Like many Quaker meetings, my own – Forest Hill Meeting in London – has moved into the virtual sphere. One of the unexpected delights of this is seeing the faces of old friends, many of whom who moved away years ago, appearing on our screens. Seamlessly, they become part of the life of the meeting again.
Jenny moved last summer, leaving our community sad to say goodbye to a valued elder. When the crisis hit, it felt natural for her to return to Forest Hill to join us on Zoom and our WhatsApp group.
"When the lockdown happened, I just wanted to come back to the meeting," she told me. “It feels like home."
Creating a tapestry
If you've been a member of a Quaker meeting for any length of time, you'll find that like Jenny you've woven yourself into the tapestry of that meeting. Those threads are often joyous moments, like the rich sunset epilogue at a residential weekend, or a child's welcoming ceremony into the life of the meeting.
Tessa moved out of London with her partner several years ago but is now returning to our meeting every Sunday on Zoom. "I suppose it's the 'known' that you get drawn to at this time," she explained.
"It feels comfortable, familiar, and it's good to be able to see faces from your past. But actually, it's more than that. It's your shared, unique experiences: residential weekends, holidays, our wedding, support given when I was clerk. I could go on and on."

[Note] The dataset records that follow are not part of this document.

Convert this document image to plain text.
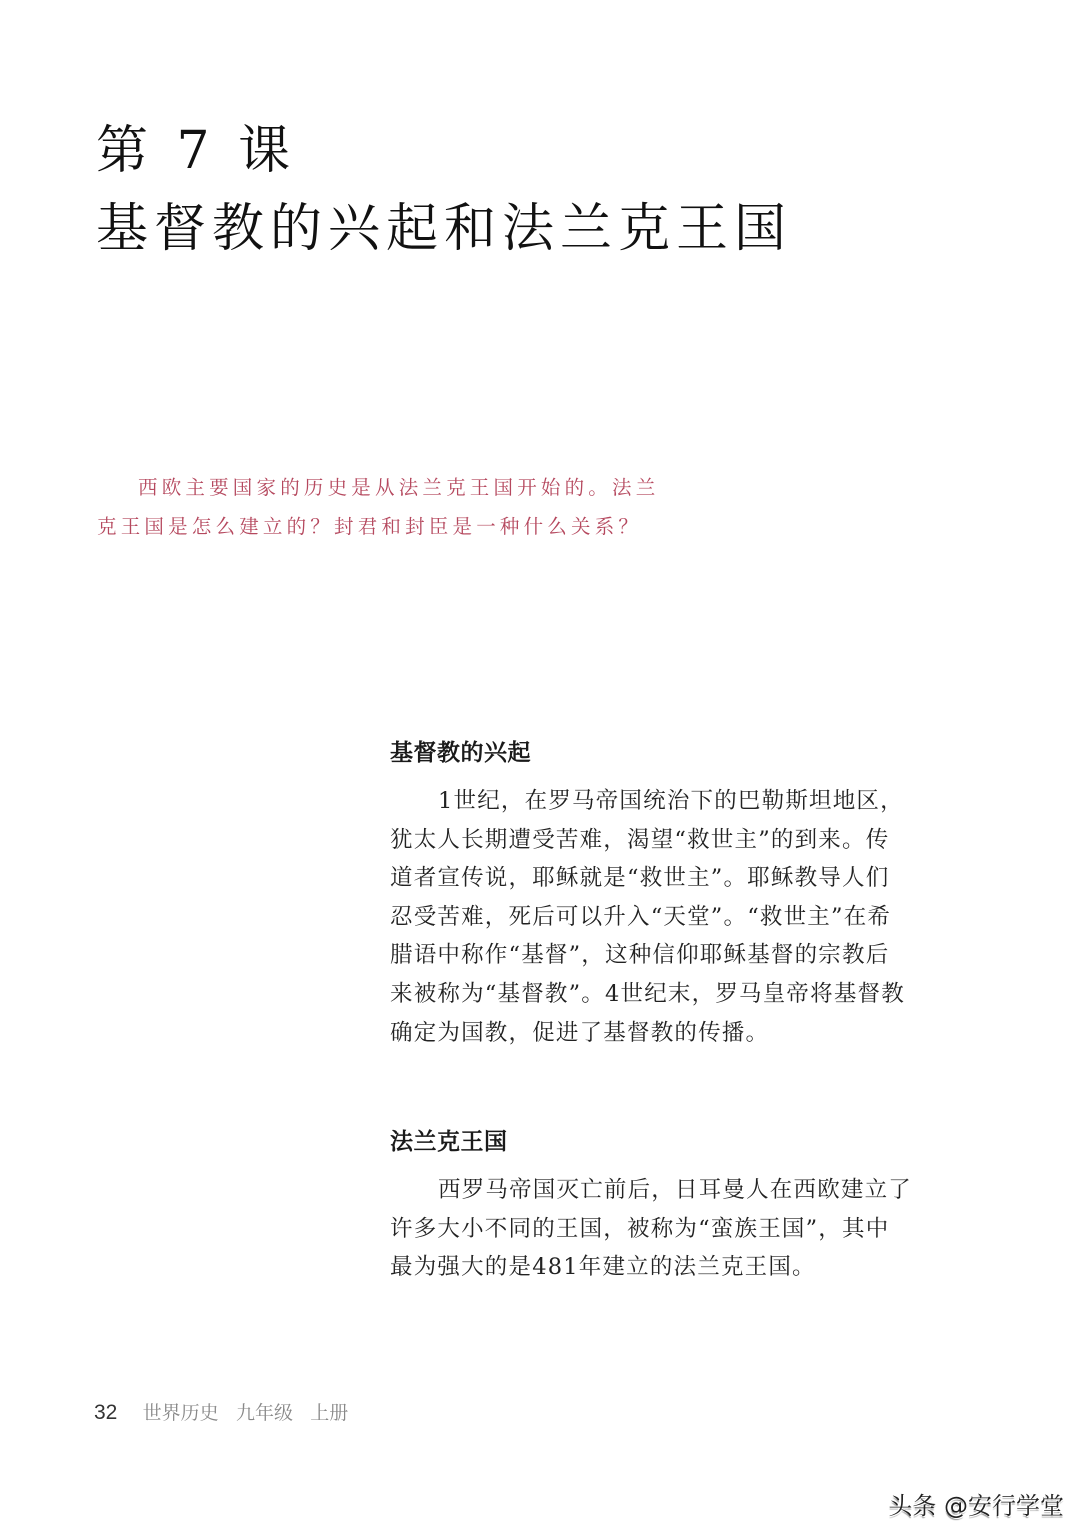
第 7 课
基督教的兴起和法兰克王国
西欧主要国家的历史是从法兰克王国开始的。法兰
克王国是怎么建立的？封君和封臣是一种什么关系？
基督教的兴起
1世纪，在罗马帝国统治下的巴勒斯坦地区，
犹太人长期遭受苦难，渴望“救世主”的到来。传
道者宣传说，耶稣就是“救世主”。耶稣教导人们
忍受苦难，死后可以升入“天堂”。“救世主”在希
腊语中称作“基督”，这种信仰耶稣基督的宗教后
来被称为“基督教”。4世纪末，罗马皇帝将基督教
确定为国教，促进了基督教的传播。
法兰克王国
西罗马帝国灭亡前后，日耳曼人在西欧建立了
许多大小不同的王国，被称为“蛮族王国”，其中
最为强大的是481年建立的法兰克王国。
32 世界历史 九年级 上册
头条 @安行学堂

Equally important to building up this tapestry are those more difficult, sometimes frustrating times (often in committees or business meetings) working through our differences, working through decisions and irritations with each other ever slowly, ever carefully.

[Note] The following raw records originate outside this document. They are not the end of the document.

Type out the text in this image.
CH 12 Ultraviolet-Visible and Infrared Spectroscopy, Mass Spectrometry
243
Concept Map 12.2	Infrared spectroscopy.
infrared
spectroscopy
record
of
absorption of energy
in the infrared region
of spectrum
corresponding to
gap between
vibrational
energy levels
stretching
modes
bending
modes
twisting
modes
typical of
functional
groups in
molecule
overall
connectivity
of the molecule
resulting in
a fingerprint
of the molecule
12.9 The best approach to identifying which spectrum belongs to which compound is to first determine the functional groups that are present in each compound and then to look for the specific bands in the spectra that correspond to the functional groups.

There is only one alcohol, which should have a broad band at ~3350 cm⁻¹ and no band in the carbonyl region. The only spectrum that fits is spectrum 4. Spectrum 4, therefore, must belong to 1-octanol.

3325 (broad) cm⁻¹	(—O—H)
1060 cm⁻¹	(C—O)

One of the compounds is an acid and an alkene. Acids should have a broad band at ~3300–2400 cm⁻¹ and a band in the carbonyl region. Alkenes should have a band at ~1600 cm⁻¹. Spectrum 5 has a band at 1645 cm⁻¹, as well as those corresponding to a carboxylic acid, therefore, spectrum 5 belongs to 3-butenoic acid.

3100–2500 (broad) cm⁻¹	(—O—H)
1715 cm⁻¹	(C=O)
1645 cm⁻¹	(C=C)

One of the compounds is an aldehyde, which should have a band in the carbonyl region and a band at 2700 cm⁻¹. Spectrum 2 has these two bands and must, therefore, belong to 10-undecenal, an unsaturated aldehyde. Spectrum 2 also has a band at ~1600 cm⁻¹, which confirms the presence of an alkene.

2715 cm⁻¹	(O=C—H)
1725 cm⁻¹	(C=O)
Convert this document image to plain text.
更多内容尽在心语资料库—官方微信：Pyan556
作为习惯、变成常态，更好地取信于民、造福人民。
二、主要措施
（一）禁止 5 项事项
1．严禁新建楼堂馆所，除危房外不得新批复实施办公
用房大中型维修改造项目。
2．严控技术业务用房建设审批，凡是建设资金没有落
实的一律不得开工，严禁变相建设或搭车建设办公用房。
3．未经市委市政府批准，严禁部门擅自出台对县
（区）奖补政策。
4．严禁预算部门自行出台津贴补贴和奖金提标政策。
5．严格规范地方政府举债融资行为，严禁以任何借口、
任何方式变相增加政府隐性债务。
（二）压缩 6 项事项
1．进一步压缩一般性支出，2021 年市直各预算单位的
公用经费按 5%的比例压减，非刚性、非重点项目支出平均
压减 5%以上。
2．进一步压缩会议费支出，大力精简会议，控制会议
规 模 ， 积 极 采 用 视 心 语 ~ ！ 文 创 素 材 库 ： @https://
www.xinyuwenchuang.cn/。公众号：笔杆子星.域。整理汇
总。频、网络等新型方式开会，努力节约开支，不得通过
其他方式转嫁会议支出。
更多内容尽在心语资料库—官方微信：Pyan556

One of my favourite quotes from our central text, Quaker faith & practice, really speaks my mind on this: "It is by our 'imperfections' that we move towards each other, towards wholeness of relationship. It is our oddities, our grittiness, the occasions when we hurt or are hurt, that challenge us to a deeper knowledge of each other" (Qf&p 21.07).
The small nature of meetings and the need for us to work closely together in our slow and deliberate way forces us to slow down and consider others who may rub us and irritate.

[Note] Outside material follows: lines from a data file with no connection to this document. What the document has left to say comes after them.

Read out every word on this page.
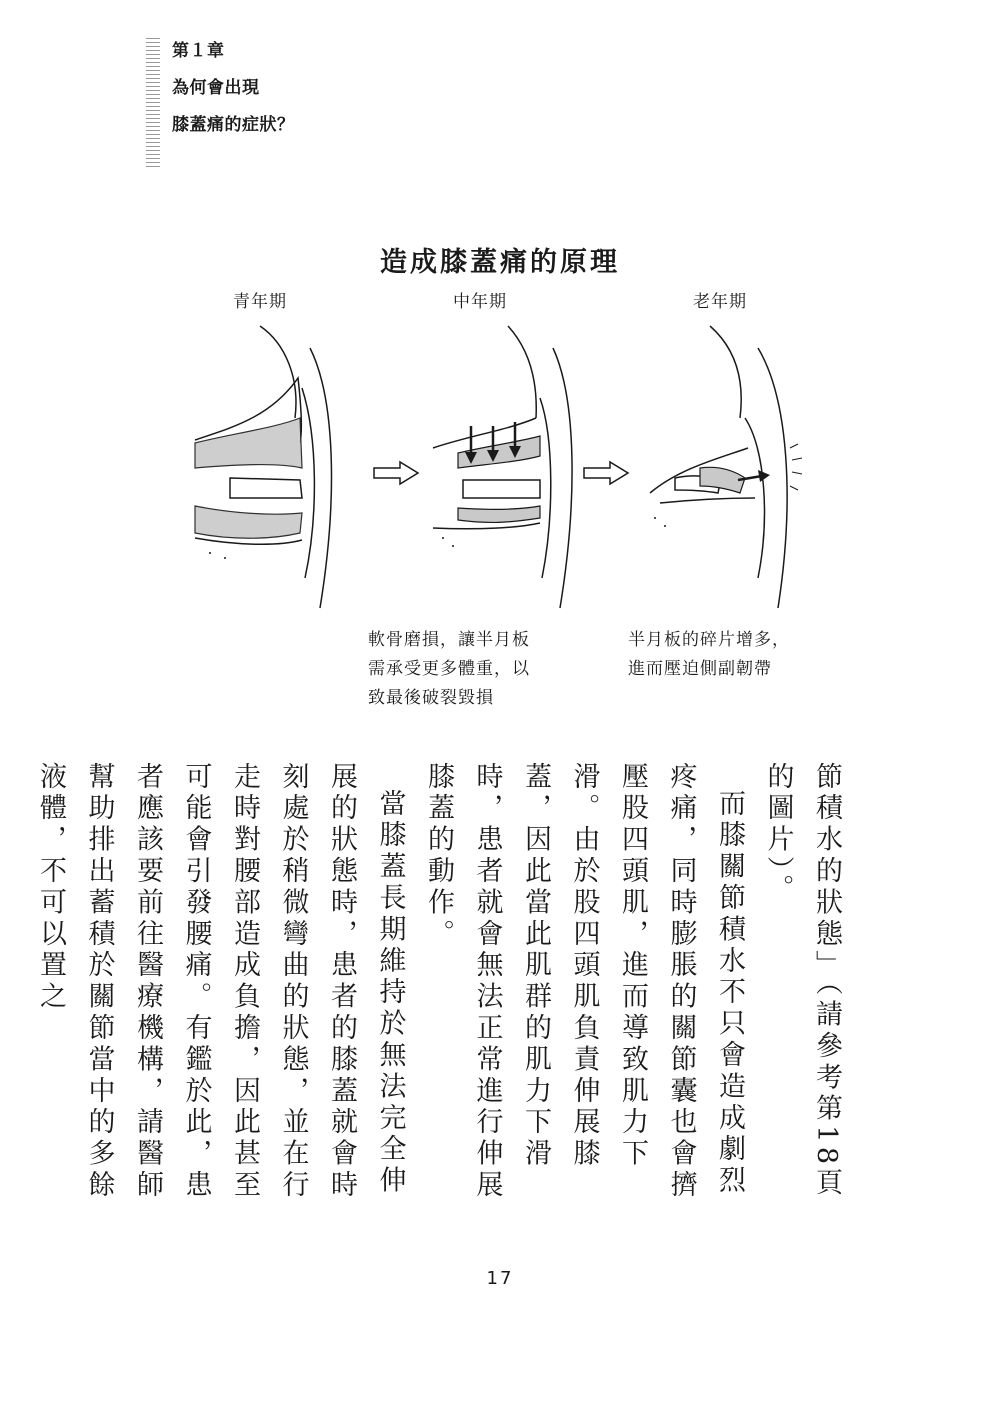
第１章
為何會出現
膝蓋痛的症狀？
造成膝蓋痛的原理
青年期	中年期	老年期
軟骨磨損，讓半月板
需承受更多體重，以
致最後破裂毀損
半月板的碎片增多，
進而壓迫側副韌帶

節積水的狀態」（請參考第18頁的圖片）。

而膝關節積水不只會造成劇烈疼痛，同時膨脹的關節囊也會擠壓股四頭肌，進而導致肌力下滑。由於股四頭肌負責伸展膝蓋，因此當此肌群的肌力下滑時，患者就會無法正常進行伸展膝蓋的動作。

當膝蓋長期維持於無法完全伸展的狀態時，患者的膝蓋就會時刻處於稍微彎曲的狀態，並在行走時對腰部造成負擔，因此甚至可能會引發腰痛。有鑑於此，患者應該要前往醫療機構，請醫師幫助排出蓄積於關節當中的多餘液體，不可以置之

17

As the years go by, we find we are entwined and woven into the fabric of this tapestry with all Friends in our meeting – who we know, and who we find (sometimes to our surprise) that we love.
Old and new
Before the lockdown, old Friends 'from away' could come back, visit occasionally and say hello. But now, an old Friend can return and really be part of the meeting, and again weave new threads in our shared tapestry.
It doesn't mean Quakers need to abandon their new meetings, either. "Last Sunday I was able to be in two meetings, 50 miles apart!" Tessa told me.
Necessity is the mother of invention (so they say). But after the crisis is over and we all return to our meeting houses, shall we place a laptop in a corner or open a WhatsApp group, as a way to leave the door open for old Friends to come home again?